Die-hard football fans weren’t necessarily impressed with the display. “They’re all supposed to be intelligent people. It looks like there’s a lot of common sense that has missed their generation,” said 68-year-old Chuck Crummie, who attended the game with his son, a former player for Yale. “It goes to show that this generation is all about themselves and not a football game.”
“They’re playing for the Ivy League title here, maybe costing the Ivy League championship,” 60-year-old Yale fan Roy Emanuelson said of his team. “I think the end result’s unrealistic. Now if you’ve made your point, leave the field. Show your class.”

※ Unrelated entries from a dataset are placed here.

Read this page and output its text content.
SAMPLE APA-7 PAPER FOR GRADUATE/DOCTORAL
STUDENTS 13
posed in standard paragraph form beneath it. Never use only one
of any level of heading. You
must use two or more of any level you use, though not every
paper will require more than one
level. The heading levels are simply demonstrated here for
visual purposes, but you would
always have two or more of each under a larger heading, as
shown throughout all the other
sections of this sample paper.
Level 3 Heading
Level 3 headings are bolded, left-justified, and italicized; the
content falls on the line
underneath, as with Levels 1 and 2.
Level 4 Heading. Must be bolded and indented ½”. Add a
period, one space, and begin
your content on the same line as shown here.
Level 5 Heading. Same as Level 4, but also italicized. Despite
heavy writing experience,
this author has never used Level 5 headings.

But Fossil Free Yale spokesperson Sidney Carlson-White called the protest, which had been planned since August, “an absolutely thrilling experience, and we’re very excited about the support that it garnered from all over,” adding that “our education is funded at times by Puerto Rican debt, the fossil fuel industry ,and private prisons.”
Harvard football captain Wesley Ogsbury, a senior defensive back, agreed in a video released by Divest Harvard that Yale and Harvard are investing in industries that are “destroying our futures”, adding that “Harvard and Yale can’t claim to truly promote knowledge while at the same time supporting the companies engaged in misleading the public, smearing academics, and denying the truth.”
On the HEATED newsletter, veteran climate journalist Emily Atkin calls the protest “a remarkably successful act of civil disobedience. The interruption received widespread coverage from outlets like The New York Times, CNN, NPR, the Boston Globe, Rolling Stone, Vox, and TMZ—not to mention all the big sports networks. The protesters also grabbed the attention of the Democratic presidential field.”
“When people come together to stand up for justice, we win,” tweeted Sen. Bernie Sanders (I-VT). “From the March for Our Lives, to worldwide climate strikes, students and young people are leading the charge to protect their futures,” wrote Julián Castro, former housing and urban development secretary under President Barack Obama. “I’m inspired by their efforts to hold their universities to a higher standard.”
“These students have it right,” added billionaire activist and candidate Tom Steyer. “Nobody wins when we’re complicit in climate injustice. Institutions like Harvard and Yale must be leaders in the fight to address the climate crisis.”
After years of effort, divestment campaigners “have expressed impatience as school officials say true independence from fossil fuels is impossible to achieve and argue that they can use their positions as shareholders to sway companies’ practices,” the Post writes. “Harvard leaders have argued that the university should combat climate change through its research, despite dozens of U.S. schools’ decisions to divest and growing momentum at Harvard that extends beyond student activists.” Yale “has divested partially, but its chief investment officer David Swenson said last year that overhauling the university’s investment portfolio would be foolish because ‘we would all die’ if fossil fuel production stopped.”
“Universities like Harvard have a crucial role to play in tackling climate change and Harvard is fully committed to leadership in this area through research, education, community engagement, dramatically reducing its own carbon footprint, and using our campus as a test bed for piloting and proving solutions,” spokesperson Rachael Dane told the Harvard Crimson.
Ivy League spokesperson Matthew J. Planto was not impressed with the display, Atkin notes. “It is regrettable that the orchestrated protest came during a time when fellow students were participating in a collegiate career-defining contest and an annual tradition when thousands gather from around the world to enjoy and celebrate the storied traditions of both football programs and universities,” he said.
“In reality, though, interrupting a football game was probably the smartest thing the Ivy League protesters could have done,” Atkin says. “It was the most attention the cause of divestment has gotten in years.”